Web Search
This document explains how to use the Web Search feature on the ZenMux platform. ZenMux supports invoking Web Search via multiple compatible protocols, including Chat Completions, Messages, Responses, and Vertex AI.
Overview
Web Search allows an AI model to access real-time web information while generating an answer, enabling more accurate and up-to-date responses. This feature is particularly useful for:
- Querying breaking news and current events
- Getting the latest product information and pricing
- Looking up dynamic data such as weather and stock quotes
- Accessing the latest technical documentation and resources
Supported Protocols
| Protocol | Endpoint | Web Search Parameter |
|---|---|---|
| Chat Completions (OpenAI-compatible) | /api/v1/chat/completions | web_search_options |
| Messages (Anthropic-compatible) | /api/anthropic/v1/messages | web_search_20250305 within tools |
| Responses (OpenAI Responses) | /api/v1/responses | web_search family within tools |
| Vertex AI (Google-compatible) | /api/vertex-ai/v1/... | googleSearch within tools |
1. Chat Completions API
The Chat Completions API enables Web Search via the web_search_options parameter.
Parameters
| Parameter | Type | Required | Description |
|---|---|---|---|
web_search_options | object | No | Web search configuration |
web_search_options.search_context_size | string | No | Search context size: low / medium / high |
web_search_options.user_location | object | No | User location info for localized search results |
web_search_options.user_location.type | string | Yes | Location type, fixed as approximate |
web_search_options.user_location.city | string | No | City name |
web_search_options.user_location.country | string | No | Country code (2-letter ISO, e.g.

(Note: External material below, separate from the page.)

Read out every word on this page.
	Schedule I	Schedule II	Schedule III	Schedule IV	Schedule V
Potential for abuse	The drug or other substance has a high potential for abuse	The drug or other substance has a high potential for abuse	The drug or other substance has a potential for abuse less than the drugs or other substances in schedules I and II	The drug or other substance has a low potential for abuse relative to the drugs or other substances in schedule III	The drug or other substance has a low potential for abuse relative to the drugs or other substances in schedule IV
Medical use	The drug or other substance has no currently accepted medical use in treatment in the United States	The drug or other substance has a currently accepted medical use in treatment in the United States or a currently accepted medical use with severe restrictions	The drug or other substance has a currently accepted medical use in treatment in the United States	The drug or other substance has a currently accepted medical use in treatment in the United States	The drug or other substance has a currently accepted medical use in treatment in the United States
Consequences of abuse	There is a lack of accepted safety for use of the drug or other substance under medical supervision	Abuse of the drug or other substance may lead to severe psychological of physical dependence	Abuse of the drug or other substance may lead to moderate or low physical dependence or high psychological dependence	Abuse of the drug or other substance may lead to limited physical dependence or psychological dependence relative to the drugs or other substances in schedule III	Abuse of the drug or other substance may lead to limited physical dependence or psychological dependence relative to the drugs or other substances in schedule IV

CN, US) |
web_search_options.user_location.region | string | No | Region/province |
web_search_options.user_location.timezone | string | No | Timezone (IANA format, e.g. Asia/Shanghai) |
Example
curl -X POST "https://zenmux.ai/api/v1/chat/completions" \
-H "Content-Type: application/json" \
-H "Authorization: Bearer YOUR_API_KEY" \
-d '{
"model": "openai/gpt-5.2",
"messages": [
{
"role": "user",
"content": "How is the weather in Beijing today?"
}
],
"web_search_options": {
"search_context_size": "medium",
"user_location": {
"type": "approximate",
"city": "Beijing",
"country": "CN",
"region": "Beijing",
"timezone": "Asia/Shanghai"
}
}
}'import OpenAI from "openai";
const client = new OpenAI({
apiKey: "YOUR_API_KEY",
baseURL: "https://zenmux.ai/api/v1/chat/completions",
});
async function chatWithWebSearch() {
const response = await client.chat.completions.create({
model: "openai/gpt-5.2",
messages: [
{
role: "user",
content: "How is the weather in Beijing today?",
},
],
// @ts-ignore - web_search_options is a ZenMux extension parameter
web_search_options: {
search_context_size: "medium",
user_location: {
type: "approximate",
city: "Beijing",
country: "CN",
region: "Beijing",
timezone: "Asia/Shanghai",
},
},
});
console.log(response.choices[0].message.content);
// Check whether there are URL citations
const annotations = response.choices[0].message.annotations;
if (annotations) {
console.log("\nCitations:");
annotations.forEach((annotation: any) => {
if (annotation.type === "url_citation") {
console.log(
`- ${annotation.url_citation.title}: ${annotation.url_citation.url}`,
);
}
});
}
}
chatWithWebSearch();from openai import OpenAI
client = OpenAI(
api_key="YOUR_API_KEY",
base_url="https://zenmux.ai/api/v1/chat/completions"
)
response = client.chat.completions.create(
model="openai/gpt-5.2",
messages=[
{
"role": "user",
"content": "How is the weather in Beijing today?"
}
],
extra_body={
"web_search_options": {
"search_context_size": "medium",
"user_location": {
"type": "approximate",
"city": "Beijing",
"country": "CN",
"region": "Beijing",
"timezone": "Asia/Shanghai"
}
}
}
)
print(response.choices[0].message.content)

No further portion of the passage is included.